Open gjin10969 opened 11 months ago
https://github.com/rhasspy/piper/blob/master/notebooks/piper_multilingual_training_notebook.ipynb there's no option to train other than from english checkpoint in this notebook, but you can adapt the code, also you will need to build ljspeech dataset for japanese and finetune maybe a chinese checkpoint, which is more similar to your language. https://huggingface.co/datasets/rhasspy/piper-checkpoints/tree/main/zh/zh_CN/huayan/medium finetune chinese model can be more fast than other languages checkpoints. portuguese models were finetuned from english checkpoints and are very very good. Also, i tried to finetune another portuguese model from english checkpoint, and it worked pretty well
@BornSaint @synesthesiam I'm interested in extending this codebase to Japanese. Japanese phoneme dict will be used?
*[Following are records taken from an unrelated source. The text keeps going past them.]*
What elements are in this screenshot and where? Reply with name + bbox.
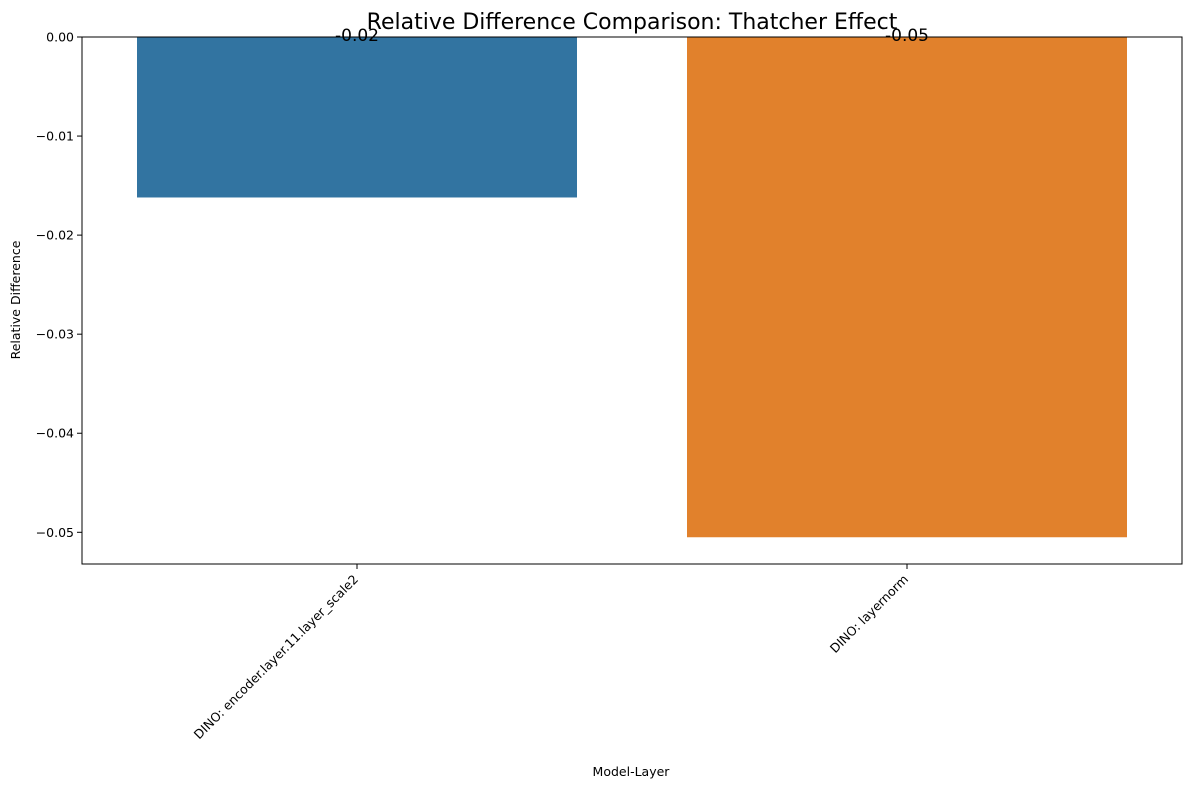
y-tick-label: −0.01 (36, 129, 74, 144)
plot-frame (81, 36, 1183, 565)
x-axis: DINO: encoder.layer.11.layer_scale2 DINO:… (191, 564, 911, 742)
x-tick-label: DINO: layernorm (827, 572, 911, 656)
y-tick-label: −0.05 (36, 525, 74, 540)
bar (137, 37, 577, 198)
data-labels-group: -0.02 -0.05 (335, 26, 929, 46)
y-tick-label: −0.04 (36, 426, 74, 441)
bar-data-label: -0.05 (885, 26, 929, 46)
y-axis: 0.00 −0.01 −0.02 −0.03 −0.04 −0.05 (36, 30, 82, 540)
x-axis-label: Model-Layer (593, 764, 671, 779)
x-tick-label: DINO: encoder.layer.11.layer_scale2 (191, 572, 361, 742)
bars-group (137, 37, 1127, 538)
bar (687, 37, 1127, 538)
y-axis-label: Relative Difference (8, 240, 23, 359)
y-tick-label: −0.03 (36, 327, 74, 342)
y-tick-label: −0.02 (36, 228, 74, 243)
bar-data-label: -0.02 (335, 26, 379, 46)
chart-title: Relative Difference Comparison: Thatcher… (367, 10, 898, 35)
y-tick-label: 0.00 (46, 30, 74, 45)
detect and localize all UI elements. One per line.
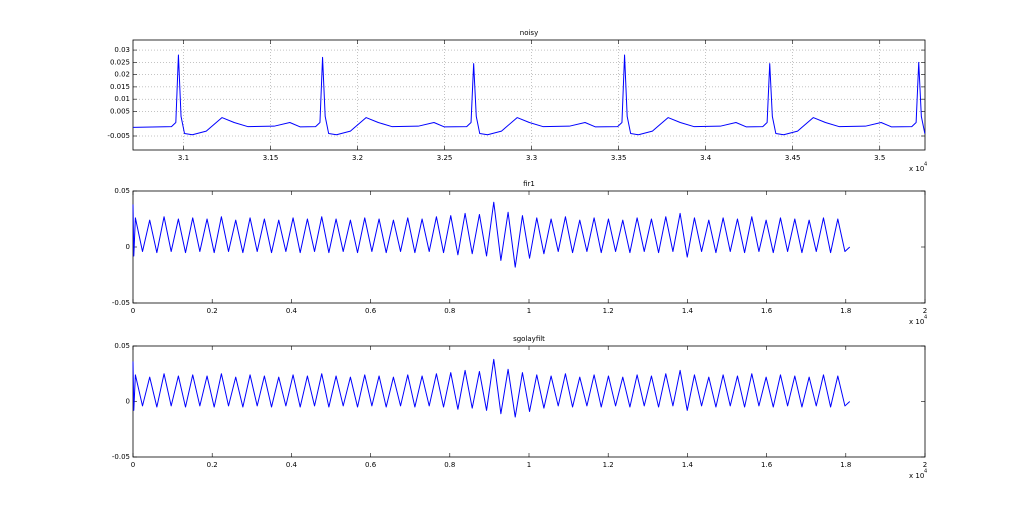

If so, could you suggest a short explanation to work on it? And how many hours dataset should be used in minimum to adapt other language's pretrained model to Japanese to achieve natural result near to english model? We have a phoneme dict (g2p dict) and original dataset with more than ~10 hours by high quality recording. In any way, I'll read the code at first.
@BornSaint picked back up the this thread. I have tried to fine-tune a Chinese model using chinese voice but the phonetics is off. I have provide ~500 wav files. I assume that's more related to the issue with piper-phonetics instead of the core piper lib? there are other libraries that provide better chinese phonetics, is there a way i can use those instead of espeak-ng / piper-phonetics ?
There is a misconception that Chinese is similar just because it is Asian. The language and pronunciation are completely different. In terms of pronunciation and characteristics, Spanish, Portuguese, and Turkish are said to be closer to Japanese.
is there japanese training fine tune the model?